Lemma 2. All zeros of the function \(\operatorname{Det}\varphi_n(z)\) lie inside the unit circle.

Put

\[ s_n(x,z)=\sum_0^n \varphi_n^*(x)\varphi_n(z). \]

Lemma 3. Let \(g(z)\) be an arbitrary polynomial of degree \(n\). Then

\[ \bigl(g(z),s_n(x,z)\bigr)_f=g(x),\qquad z=e^{i\lambda}. \]

Lemma 4. The identity

\[ s_n(0,z)=\sum_0^n \varphi_n^*(0)\varphi_n(z)=k_n z^n \varphi_n^*(z) \]

holds.

In particular,

\[ s_n(0,0)=\sum_0^n \varphi_n^*(0)\varphi_n(0)=k_n^2. \]

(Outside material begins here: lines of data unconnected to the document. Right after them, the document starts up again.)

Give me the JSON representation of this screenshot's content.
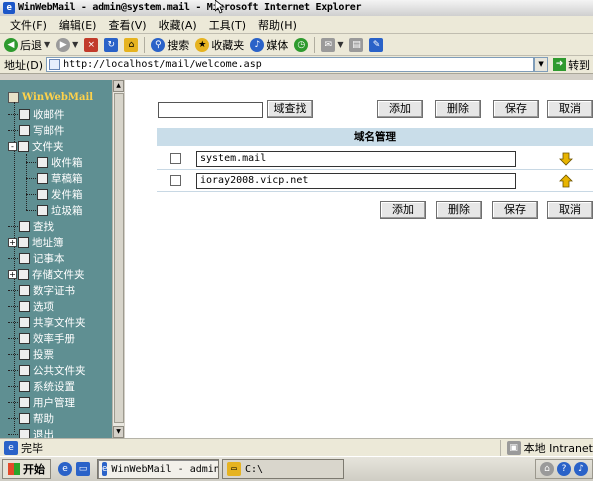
{
  "window": {
    "title": "WinWebMail - admin@system.mail - Microsoft Internet Explorer"
  },
  "menu": [
    "文件(F)",
    "编辑(E)",
    "查看(V)",
    "收藏(A)",
    "工具(T)",
    "帮助(H)"
  ],
  "toolbar": {
    "back_label": "后退",
    "search_label": "搜索",
    "favorites_label": "收藏夹",
    "media_label": "媒体"
  },
  "address": {
    "label": "地址(D)",
    "url": "http://localhost/mail/welcome.asp",
    "go_label": "转到"
  },
  "sidebar": {
    "logo": "WinWebMail",
    "items": [
      {
        "label": "收邮件",
        "icon": "inbox-icon",
        "level": 0
      },
      {
        "label": "写邮件",
        "icon": "compose-icon",
        "level": 0
      },
      {
        "label": "文件夹",
        "icon": "folder-icon",
        "level": 0,
        "expander": "-"
      },
      {
        "label": "收件箱",
        "icon": "inbox-folder-icon",
        "level": 1
      },
      {
        "label": "草稿箱",
        "icon": "drafts-folder-icon",
        "level": 1
      },
      {
        "label": "发件箱",
        "icon": "sent-folder-icon",
        "level": 1
      },
      {
        "label": "垃圾箱",
        "icon": "trash-folder-icon",
        "level": 1
      },
      {
        "label": "查找",
        "icon": "search-icon",
        "level": 0
      },
      {
        "label": "地址簿",
        "icon": "address-book-icon",
        "level": 0,
        "expander": "+"
      },
      {
        "label": "记事本",
        "icon": "notepad-icon",
        "level": 0
      },
      {
        "label": "存储文件夹",
        "icon": "storage-folder-icon",
        "level": 0,
        "expander": "+"
      },
      {
        "label": "数字证书",
        "icon": "certificate-icon",
        "level": 0
      },
      {
        "label": "选项",
        "icon": "options-icon",
        "level": 0
      },
      {
        "label": "共享文件夹",
        "icon": "shared-folder-icon",
        "level": 0
      },
      {
        "label": "效率手册",
        "icon": "handbook-icon",
        "level": 0
      },
      {
        "label": "投票",
        "icon": "vote-icon",
        "level": 0
      },
      {
        "label": "公共文件夹",
        "icon": "public-folder-icon",
        "level": 0
      },
      {
        "label": "系统设置",
        "icon": "settings-icon",
        "level": 0
      },
      {
        "label": "用户管理",
        "icon": "user-admin-icon",
        "level": 0
      },
      {
        "label": "帮助",
        "icon": "help-icon",
        "level": 0
      },
      {
        "label": "退出",
        "icon": "logout-icon",
        "level": 0
      }
    ]
  },
  "main": {
    "search_button": "域查找",
    "search_value": "",
    "buttons": {
      "add": "添加",
      "delete": "删除",
      "save": "保存",
      "cancel": "取消"
    },
    "table_title": "域名管理",
    "rows": [
      {
        "domain": "system.mail",
        "arrow": "down"
      },
      {
        "domain": "ioray2008.vicp.net",
        "arrow": "up"
      }
    ]
  },
  "status": {
    "left": "完毕",
    "zone": "本地 Intranet"
  },
  "taskbar": {
    "start": "开始",
    "tasks": [
      "WinWebMail - admin@...",
      "C:\\"
    ]
  },
  "colors": {
    "sidebar_bg": "#5f8f92",
    "table_header_bg": "#c9dde9",
    "arrow_color": "#e8b400"
  }
}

Lemma 5. The recurrence formula

\[ k_n\varphi_{n+1}(z)=k_{n+1}z\varphi_n(z)+\varphi_{n+1}(0)z^n\varphi_n^*(z) \]

holds.

Lemma 6. Let \(g(z)\) be a polynomial of degree \(n\) with coefficient \(E\) at the leading term. Then

\[ \operatorname{Det}(g,g)_f \geqslant \operatorname{Det} k_n^{-2}. \]

The polynomial \(k_n^{-1}\varphi_n(z)\) minimizes the quantity \(\operatorname{Det}(g,g)_f\) among polynomials of degree \(n\) with coefficient \(E\) at the leading term.

The following Lemmas 7 and 8 are proved almost in the same way as the corresponding assertions in the one-dimensional case \(\left({}^{2}\right)\).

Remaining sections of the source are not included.